I think you should return the value at the end of function after catch. Try to store result in one boolean variable and return that variable after catch. This may solve your problem
A premise:
a=="asd" is not 'wrong' but probably it is better to use a.equals("asd") because == compares pointers, not equality. For example ("asd"=="asd") == false but ("asd".equals("asd")) == false
If if(a=="asd") throws an exception, the flow goes in the catch, and then it exits without ever finding the return statement. the correct code could have a return statement inside the catch block
Jesper's answer pretty much covers it. I needed to show some code so therefore this separate answer.
You will have to decide in each situation how to handle exceptions. Jesper and LordSAK both chose to return 'false'. A problem with this is that you can't distinguish the error condition from the case that 'a' is not equal to "asd".
A possible solution is to change the method's return type to Boolean (the Object version of the primitive boolean) and return 'null' in case of an exception
public static Boolean check() {
try {
return "asd".equals(a);
}
catch(Exception e) {
return null;
}
}
Another option is to re-throw your exception as an unchecked exception:
public static boolean check() {
try {
return "asd".equals(a);
}
catch(Exception e) {
throw new RuntimeException("Problem during check", e);
}
}
A drawback of this approach is that the code calling your check() method does not expect a runtime exception to be thrown. Because this type of exception is unchecked the developer will not get a compiler warning if he doesn't surround the call to check() with try-catch.

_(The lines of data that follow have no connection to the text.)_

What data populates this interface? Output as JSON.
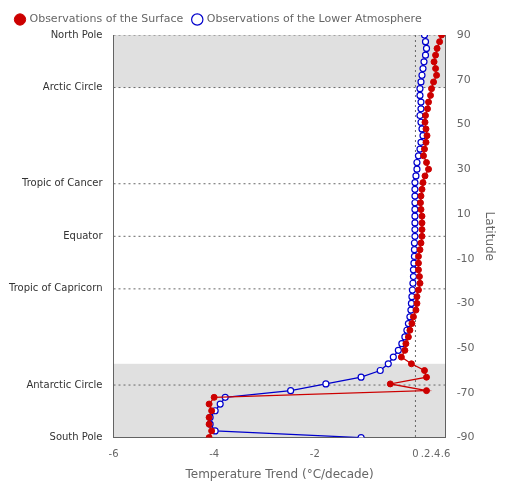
{
  "chart_data": {
    "type": "line",
    "xlabel": "Temperature Trend (°C/decade)",
    "ylabel": "Latitude",
    "xlim": [
      -6,
      0.6
    ],
    "xticks": [
      -6,
      -4,
      -2,
      0,
      {
        "value": 0.2,
        "label": ".2"
      },
      {
        "value": 0.4,
        "label": ".4"
      },
      {
        "value": 0.6,
        "label": ".6"
      }
    ],
    "ylim": [
      -90,
      90
    ],
    "yticks": [
      90,
      70,
      50,
      30,
      10,
      -10,
      -30,
      -50,
      -70,
      -90
    ],
    "legend": "upper left",
    "series": [
      {
        "name": "Observations of the Surface",
        "color": "#cc0000",
        "marker": "circle",
        "x": [
          0.52,
          0.48,
          0.43,
          0.4,
          0.37,
          0.4,
          0.42,
          0.36,
          0.32,
          0.3,
          0.26,
          0.24,
          0.2,
          0.19,
          0.21,
          0.23,
          0.21,
          0.18,
          0.16,
          0.22,
          0.26,
          0.19,
          0.15,
          0.13,
          0.11,
          0.1,
          0.11,
          0.13,
          0.13,
          0.13,
          0.13,
          0.11,
          0.09,
          0.06,
          0.06,
          0.06,
          0.08,
          0.09,
          0.06,
          0.03,
          0.03,
          0.01,
          -0.04,
          -0.07,
          -0.11,
          -0.14,
          -0.19,
          -0.21,
          -0.28,
          -0.08,
          0.18,
          0.22,
          -0.5,
          0.22,
          -4.0,
          -4.1,
          -4.05,
          -4.1,
          -4.1,
          -4.05,
          -4.1
        ],
        "y": [
          90,
          87,
          84,
          81,
          78,
          75,
          72,
          69,
          66,
          63,
          60,
          57,
          54,
          51,
          48,
          45,
          42,
          39,
          36,
          33,
          30,
          27,
          24,
          21,
          18,
          15,
          12,
          9,
          6,
          3,
          0,
          -3,
          -6,
          -9,
          -12,
          -15,
          -18,
          -21,
          -24,
          -27,
          -30,
          -33,
          -36,
          -39,
          -42,
          -45,
          -48,
          -51,
          -54,
          -57,
          -60,
          -63,
          -66,
          -69,
          -72,
          -75,
          -78,
          -81,
          -84,
          -87,
          -90
        ]
      },
      {
        "name": "Observations of the Lower Atmosphere",
        "color": "#0000cc",
        "marker": "open_circle",
        "x": [
          0.18,
          0.2,
          0.22,
          0.2,
          0.17,
          0.15,
          0.13,
          0.11,
          0.09,
          0.09,
          0.11,
          0.11,
          0.09,
          0.11,
          0.13,
          0.15,
          0.11,
          0.09,
          0.06,
          0.03,
          0.03,
          0.01,
          -0.01,
          -0.01,
          -0.01,
          -0.01,
          -0.01,
          -0.01,
          -0.01,
          -0.01,
          -0.01,
          -0.02,
          -0.02,
          -0.02,
          -0.03,
          -0.04,
          -0.04,
          -0.05,
          -0.06,
          -0.07,
          -0.08,
          -0.09,
          -0.11,
          -0.14,
          -0.17,
          -0.21,
          -0.27,
          -0.34,
          -0.44,
          -0.54,
          -0.7,
          -1.08,
          -1.78,
          -2.48,
          -3.78,
          -3.88,
          -3.98,
          -4.08,
          -4.08,
          -3.98,
          -1.08
        ],
        "y": [
          90,
          87,
          84,
          81,
          78,
          75,
          72,
          69,
          66,
          63,
          60,
          57,
          54,
          51,
          48,
          45,
          42,
          39,
          36,
          33,
          30,
          27,
          24,
          21,
          18,
          15,
          12,
          9,
          6,
          3,
          0,
          -3,
          -6,
          -9,
          -12,
          -15,
          -18,
          -21,
          -24,
          -27,
          -30,
          -33,
          -36,
          -39,
          -42,
          -45,
          -48,
          -51,
          -54,
          -57,
          -60,
          -63,
          -66,
          -69,
          -72,
          -75,
          -78,
          -81,
          -84,
          -87,
          -90
        ]
      }
    ],
    "annotations": [
      {
        "text": "North Pole",
        "y": 90
      },
      {
        "text": "Arctic Circle",
        "y": 66.5
      },
      {
        "text": "Tropic of Cancer",
        "y": 23.5
      },
      {
        "text": "Equator",
        "y": 0
      },
      {
        "text": "Tropic of Capricorn",
        "y": -23.5
      },
      {
        "text": "Antarctic Circle",
        "y": -66.5
      },
      {
        "text": "South Pole",
        "y": -90
      }
    ],
    "reference_lines": [
      {
        "x": 0
      }
    ],
    "shaded_bands": [
      [
        66.5,
        90
      ],
      [
        -90,
        -57
      ]
    ]
  }
}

A third option is to just declare the exception and let your calling code handle it. A full example:
import org.apache.log4j.Logger;
public class Checker {
private static final Logger LOG = Logger.getLogger(Checker.class);
private String a;
public Checker(String value) {
a = value;
}
public boolean check() throws Exception {
return "asd".equals(a);
}
public static void main(String[] args) {
Checker app = new Checker("Stackoverflow");
try {
app.check();
}
catch(Exception e) {
LOG.error("Problem during check", e);
}
}
}
An advantage is that you don't have to decide which value check() returns in case of an error, but instead you just return the error itself. This is actually the whole idea of 'throwing' exceptions.
As a rule of thumb: if you can't handle an exception within the method itself, then throw it and let the calling code deal with it.
An example from the wild: A method handling an exception itself.
private static final long DEFAULT_TIMEOUT = 60000;
public long getTimeout(String timeoutArg) {
try {
return Long.parseLong(timeoutArg);
}
catch(NumberFormatException e) {
return DEFAULT_TIMEOUT;
}
}
NB: I didn't compile or run any of this code, so there might be typos.